Writing Your Own Operations#

Let’s write our own “multiply” operation. There are two components to doing this:
  • Defining an operation class (a subclass of Operation)

  • Writing a function that ultimately calls mygrad.execute_op(YourOp, ...)

import numpy as np

import mygrad as mg
from mygrad import execute_op
from mygrad.operation_base import Operation
from mygrad.typing import ArrayLike

# All operations should inherit from Operation, or one of its subclasses
class CustomMultiply(Operation):
    """ Performs f(x, y) = x * y """

    def __call__(self, x: mg.Tensor, y: mg.Tensor) -> np.ndarray:
        # This method defines the "forward pass" of the operation.
        # It must bind the variable tensors to the op and compute
        # the output of the operation as a numpy array

        # All tensors must be bound as a tuple to the `variables`
        # instance variable.
        self.variables = (x, y)

        # The forward pass should be performed using numpy arrays,
        # not the tensors themselves.
        x_arr = x.data
        y_arr = y.data
        return x_arr * y_arr

    def backward_var(self, grad, index, **kwargs):
        """Given ``grad = dℒ/df``, computes ``∂ℒ/∂x`` and ``∂ℒ/∂y``

        ``ℒ`` is assumed to be the terminal node from which ``ℒ.backward()`` was
        called.

        Parameters
        ----------
        grad : numpy.ndarray
            The back-propagated total derivative with respect to the present
            operation: dℒ/df. This will have the same shape as f, the result
            of the forward pass.

        index : Literal[0, 1]
            The index-location of ``var`` in ``self.variables``

        Returns
        -------
        numpy.ndarray
            ∂ℒ/∂x_{i}

        Raises
        ------
        SkipGradient"""
        x, y = self.variables
        x_arr = x.data
        y_arr = y.data

        # The operation need not incorporate specialized logic for
        # broadcasting. The appropriate sum-reductions will be performed
        # by MyGrad's autodiff system.
        if index == 0:  # backprop through a
            return grad * y.data  # ∂ℒ/∂x = (∂ℒ/∂f)(∂f/∂x)
        elif index == 1:  # backprop through b
            return grad * x.data  # ∂ℒ/∂y = (∂ℒ/∂f)(∂f/∂y)

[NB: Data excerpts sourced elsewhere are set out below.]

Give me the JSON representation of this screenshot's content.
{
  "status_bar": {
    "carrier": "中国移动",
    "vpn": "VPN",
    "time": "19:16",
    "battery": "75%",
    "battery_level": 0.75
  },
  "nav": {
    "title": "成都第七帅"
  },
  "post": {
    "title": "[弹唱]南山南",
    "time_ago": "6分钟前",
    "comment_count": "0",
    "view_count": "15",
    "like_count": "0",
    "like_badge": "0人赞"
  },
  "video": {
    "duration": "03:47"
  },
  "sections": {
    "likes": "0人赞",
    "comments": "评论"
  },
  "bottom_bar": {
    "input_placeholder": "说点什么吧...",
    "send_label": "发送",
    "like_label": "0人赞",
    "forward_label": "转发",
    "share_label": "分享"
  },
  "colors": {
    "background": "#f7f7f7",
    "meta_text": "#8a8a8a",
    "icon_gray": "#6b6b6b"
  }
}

# Our function stitches together our operation class with the
# operation arguments via `mygrad.prepare_op`
def custom_multiply(x: ArrayLike, y: ArrayLike, constant=None) -> mg.Tensor:
    # `execute_op` will take care of:
    #  - casting `x` and `y` to tensors if they are instead array-likes
    #  - propagating 'constant' status to the resulting output based on the inputs
    #  - handling in-place operations (specified via the `out` parameter)
    return execute_op(CustomMultiply, x, y, constant=constant)

We can now use our differentiable function!

>>> x = mg.tensor(2.0)
>>> y = mg.tensor([1.0, 2.0, 3.0])

>>> custom_multiply(x, y).backward()
>>> x.grad, y.grad
(array(6.), array([2., 2., 2.]))

Documentation for mygrad.Operation#

Operation()

Base class for all tensor operations that support back-propagation of gradients.

Operation.backward(grad, **kwargs)

Back-propagates the gradient through all of the operation's inputs, which are stored in the tuple self.variables.

Operation.backward_var(grad, index, **kwargs)

Given grad = dℒ/df, computes ∂ℒ/∂x_{i}, where x_{i} is one of x1, ...., xn.